You are still erecting a straw man.
No oneis saying that the consciousness continues
during the pause. (sorry for the bold shouting, but this has been said several times, and you keep going back to the same argument). Specifically, we say that you would
not have consciousness during the pause.
As for the speed floor, there's every reason to believe it exists. We know that the brain works at the current speed, and that it relies on rapid coordination of inputs, including its own outputs as inputs.
this is pure assertion, and it flies in the face of everything we know about computation. You are conflating things. The brain depends on "coordination of inputs", not "rapid coordination of inputs". Yes, the coordination needs to be timed relative to the pace of inputs, but again, we are postulating that the inputs are slowed down just as much as the brain. You have no evidence, nor reasoning, that slowing down both wouldn't work. Furthermore, we have an enormous body of evidence that it
would work, based both on computation, and the behavior of individual neurons in petri dishes. They have no concept of time - when the inputs reach a certain level they fire.
We also know that there's no consciousness when there's no activity.
Everyone here agrees with this.
And based on what we can deduce from how the brain is built, and the rather fuzzy nature of consciousness, it's just impossible to believe that one signal per second would be sufficient to maintain the effect.
Again, evidence. You are claiming something I have never seen claimed by any neuroscience practitioner (doctor, researcher, etc)
Although I freely admit that I don't know whereabouts the floor would be. Neither does anyone else right now, I suspect.
Fine, but we still need a reason to think such a floor would exist.
Too late. I just don't get your point here. We seem to agree.
Yes, we do. You keep trying to put a position on us that we don't hold, and then argue against it.
I don't know that a cog brain would work. I suspect it would not. How are you going to reproduce threshold sensitivity with cogs?
Study Turing machines. Seriously, it's a trivial problem computationally.
The pencil brain is sheer lunacy.
Yet it is computationally equivalent.
Doing the equations on paper is, as I've pointed out numerous times, removing the hardware.
But you are wrong.

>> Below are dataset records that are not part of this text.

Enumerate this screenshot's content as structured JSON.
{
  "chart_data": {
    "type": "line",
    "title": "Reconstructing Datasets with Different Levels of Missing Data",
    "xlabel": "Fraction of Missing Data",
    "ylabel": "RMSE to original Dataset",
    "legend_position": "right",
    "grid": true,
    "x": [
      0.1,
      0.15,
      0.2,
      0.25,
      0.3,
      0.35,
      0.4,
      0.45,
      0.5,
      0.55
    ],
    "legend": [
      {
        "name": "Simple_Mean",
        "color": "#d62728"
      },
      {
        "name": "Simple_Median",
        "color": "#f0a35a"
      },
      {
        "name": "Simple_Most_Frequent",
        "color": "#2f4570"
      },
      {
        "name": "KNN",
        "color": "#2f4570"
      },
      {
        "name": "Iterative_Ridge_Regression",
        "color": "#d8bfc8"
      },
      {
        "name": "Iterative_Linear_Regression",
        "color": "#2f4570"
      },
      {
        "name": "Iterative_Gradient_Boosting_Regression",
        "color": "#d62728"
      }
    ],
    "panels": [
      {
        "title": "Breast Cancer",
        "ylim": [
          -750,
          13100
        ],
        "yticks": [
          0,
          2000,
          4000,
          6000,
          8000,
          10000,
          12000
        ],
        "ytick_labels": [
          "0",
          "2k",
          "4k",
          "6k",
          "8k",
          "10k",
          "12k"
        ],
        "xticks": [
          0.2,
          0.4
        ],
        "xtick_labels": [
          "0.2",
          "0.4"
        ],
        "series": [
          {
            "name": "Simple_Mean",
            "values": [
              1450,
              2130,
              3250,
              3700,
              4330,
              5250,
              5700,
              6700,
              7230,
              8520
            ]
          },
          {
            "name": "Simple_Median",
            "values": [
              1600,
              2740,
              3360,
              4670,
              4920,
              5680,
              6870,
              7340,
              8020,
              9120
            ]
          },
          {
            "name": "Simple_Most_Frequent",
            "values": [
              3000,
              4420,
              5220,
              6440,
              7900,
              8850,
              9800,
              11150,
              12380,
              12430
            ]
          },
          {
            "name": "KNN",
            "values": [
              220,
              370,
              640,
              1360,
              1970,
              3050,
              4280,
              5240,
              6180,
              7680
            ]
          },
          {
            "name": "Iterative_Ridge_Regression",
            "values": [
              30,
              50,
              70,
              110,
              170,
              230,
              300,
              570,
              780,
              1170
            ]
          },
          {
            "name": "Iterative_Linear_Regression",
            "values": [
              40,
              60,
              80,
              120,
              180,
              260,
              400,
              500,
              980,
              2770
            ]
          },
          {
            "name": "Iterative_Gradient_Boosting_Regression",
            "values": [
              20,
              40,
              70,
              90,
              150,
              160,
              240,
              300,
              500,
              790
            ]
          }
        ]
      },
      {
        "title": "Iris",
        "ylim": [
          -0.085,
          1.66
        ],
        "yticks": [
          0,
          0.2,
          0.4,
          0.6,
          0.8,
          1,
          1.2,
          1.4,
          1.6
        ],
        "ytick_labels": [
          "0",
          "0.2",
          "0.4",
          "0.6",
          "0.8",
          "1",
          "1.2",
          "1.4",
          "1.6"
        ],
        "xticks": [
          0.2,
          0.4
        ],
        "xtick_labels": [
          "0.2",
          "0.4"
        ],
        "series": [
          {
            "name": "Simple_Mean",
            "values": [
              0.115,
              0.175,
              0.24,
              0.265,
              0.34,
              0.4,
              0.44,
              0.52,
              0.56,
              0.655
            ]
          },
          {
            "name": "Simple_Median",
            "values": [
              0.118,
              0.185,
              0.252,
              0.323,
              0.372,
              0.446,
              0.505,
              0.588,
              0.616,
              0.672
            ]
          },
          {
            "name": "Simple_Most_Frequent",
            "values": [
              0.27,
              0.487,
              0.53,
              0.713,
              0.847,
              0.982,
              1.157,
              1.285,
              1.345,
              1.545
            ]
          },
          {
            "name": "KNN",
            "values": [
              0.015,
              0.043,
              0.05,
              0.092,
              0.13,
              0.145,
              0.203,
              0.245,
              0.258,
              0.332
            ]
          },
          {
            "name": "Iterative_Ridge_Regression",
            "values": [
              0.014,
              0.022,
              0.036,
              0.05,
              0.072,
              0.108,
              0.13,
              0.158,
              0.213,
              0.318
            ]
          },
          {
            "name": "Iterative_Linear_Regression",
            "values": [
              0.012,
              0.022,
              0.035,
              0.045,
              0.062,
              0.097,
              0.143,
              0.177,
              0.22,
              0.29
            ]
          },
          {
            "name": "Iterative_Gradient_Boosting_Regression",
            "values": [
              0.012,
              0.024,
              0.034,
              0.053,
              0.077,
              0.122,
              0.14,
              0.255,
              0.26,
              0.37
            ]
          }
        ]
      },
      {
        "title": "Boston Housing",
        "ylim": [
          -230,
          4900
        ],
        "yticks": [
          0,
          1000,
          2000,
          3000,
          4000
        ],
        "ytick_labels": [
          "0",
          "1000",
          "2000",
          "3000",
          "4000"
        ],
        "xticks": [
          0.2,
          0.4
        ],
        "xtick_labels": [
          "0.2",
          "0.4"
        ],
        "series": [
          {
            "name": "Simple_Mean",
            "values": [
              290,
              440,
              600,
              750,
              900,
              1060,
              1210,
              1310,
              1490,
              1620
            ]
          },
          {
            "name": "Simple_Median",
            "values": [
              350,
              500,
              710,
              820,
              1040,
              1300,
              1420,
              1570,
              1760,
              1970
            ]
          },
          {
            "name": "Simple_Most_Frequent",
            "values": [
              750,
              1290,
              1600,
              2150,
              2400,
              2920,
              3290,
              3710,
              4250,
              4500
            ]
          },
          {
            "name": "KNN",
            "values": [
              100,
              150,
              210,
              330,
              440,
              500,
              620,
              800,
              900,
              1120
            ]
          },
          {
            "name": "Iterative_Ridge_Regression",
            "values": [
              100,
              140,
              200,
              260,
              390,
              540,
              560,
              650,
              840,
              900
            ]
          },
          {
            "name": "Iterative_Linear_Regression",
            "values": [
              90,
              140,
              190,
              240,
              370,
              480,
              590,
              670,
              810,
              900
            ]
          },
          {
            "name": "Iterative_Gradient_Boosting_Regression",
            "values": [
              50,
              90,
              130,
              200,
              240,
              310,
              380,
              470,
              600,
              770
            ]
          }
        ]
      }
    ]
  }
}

Pencil and paper are hardware, just a different form.
When you get down to it, the brain is nothing but hardware. It's all physical reaction.

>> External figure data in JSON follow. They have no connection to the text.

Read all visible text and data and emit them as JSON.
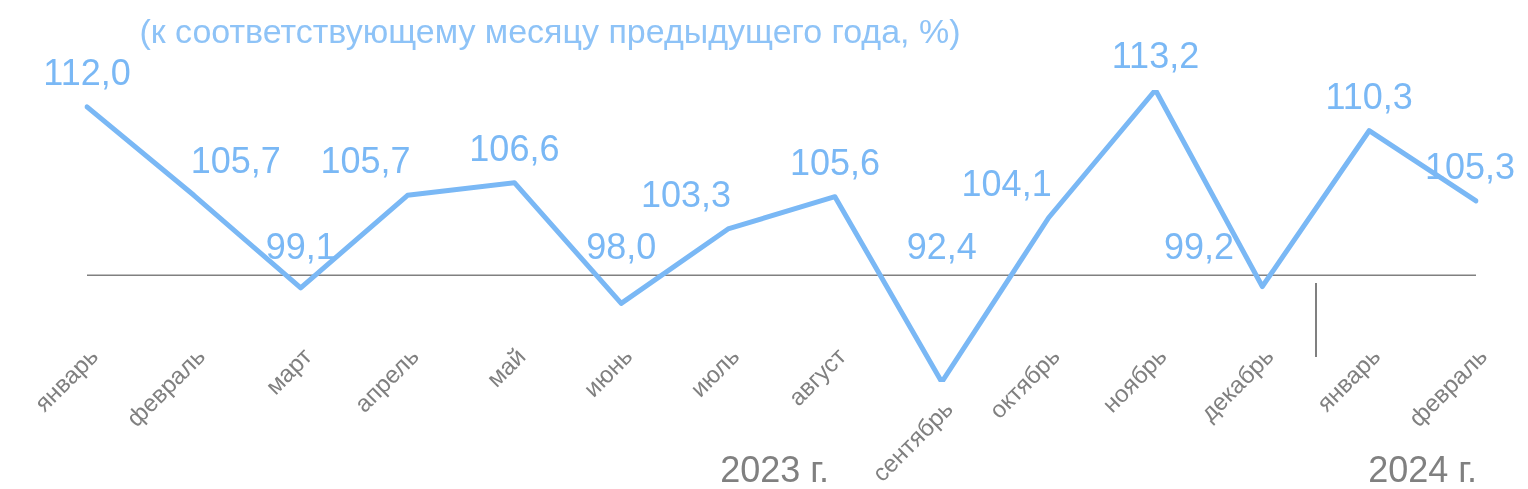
{
  "chart_data": {
    "type": "line",
    "title": "(к соответствующему месяцу предыдущего года, %)",
    "categories": [
      "январь",
      "февраль",
      "март",
      "апрель",
      "май",
      "июнь",
      "июль",
      "август",
      "сентябрь",
      "октябрь",
      "ноябрь",
      "декабрь",
      "январь",
      "февраль"
    ],
    "series": [
      {
        "color": "#7ab8f5",
        "values": [
          112.0,
          105.7,
          99.1,
          105.7,
          106.6,
          98.0,
          103.3,
          105.6,
          92.4,
          104.1,
          113.2,
          99.2,
          110.3,
          105.3
        ],
        "value_labels": [
          "112,0",
          "105,7",
          "99,1",
          "105,7",
          "106,6",
          "98,0",
          "103,3",
          "105,6",
          "92,4",
          "104,1",
          "113,2",
          "99,2",
          "110,3",
          "105,3"
        ]
      }
    ],
    "ref_lines": [
      {
        "axis": "y",
        "value": 100,
        "color": "#808080"
      }
    ],
    "annotations": [
      "2023 г.",
      "2024 г."
    ],
    "marker": "none",
    "line_style": "solid",
    "grid": false,
    "legend": false
  }
}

Yup, which is why we see no reason why substituting one form of hardware for another suddenly means there is no consciousness.
That is lunacy.
I can sit down and, theoretically, if I had some life-extending drug that gave me the time, describe on paper every chemical process that occurred in John Doe's brain in his life.
Yet this does not constitute a pencil-and-paper brain.
Why? Because what's happening in the real world is that I am sitting at a table moving a pencil.
It doesn't matter that the symbols on the paper represent (to me) the chemical reactions in John's brain. The fact remains that they are not, in reality, those reactions.
No chemical reactions are happening. No sort of brain is operating, on any sort of substrate.
You are just making all that up. Note that
exactly the same argument is made by dualists about the human brain - "it doesn't matter that the symbols in the chemicals represent the thoughts in the brain. The fact remains they are not, in reality, those reactions" Not convincing, is it. And, again, you are conflating things. We are not saying the pencil symbols are the thoughts in
John's brain, that are the thoughts in the pencil brain. John thinks chemical based thought. Silicon thinks silicon based thoughts. Pencil brains think pencil based thoughts.
Pen/paper is entirely different, for the reason I just described.
And as I pointed out, you are arguing a point no one holds. The pencil brain thinks the pencil brain thoughts, not John's. Just like my brain does not think your thoughts. If you structured my brain to be exactly like yours, and fed the inputs from your body into my brain, our two brains would think exactly the same thing at the same time. yet no one would claim the thougts in my brain are
yours, just that they are the same. They are real, they are thoughts, and there is consciousness. In this case, we'd have two identical consciousnesses.
Tease apart your argument, and you'll see you're holding a dualist position. "The thoughts aren't the symbols in the brain" - that's dualist.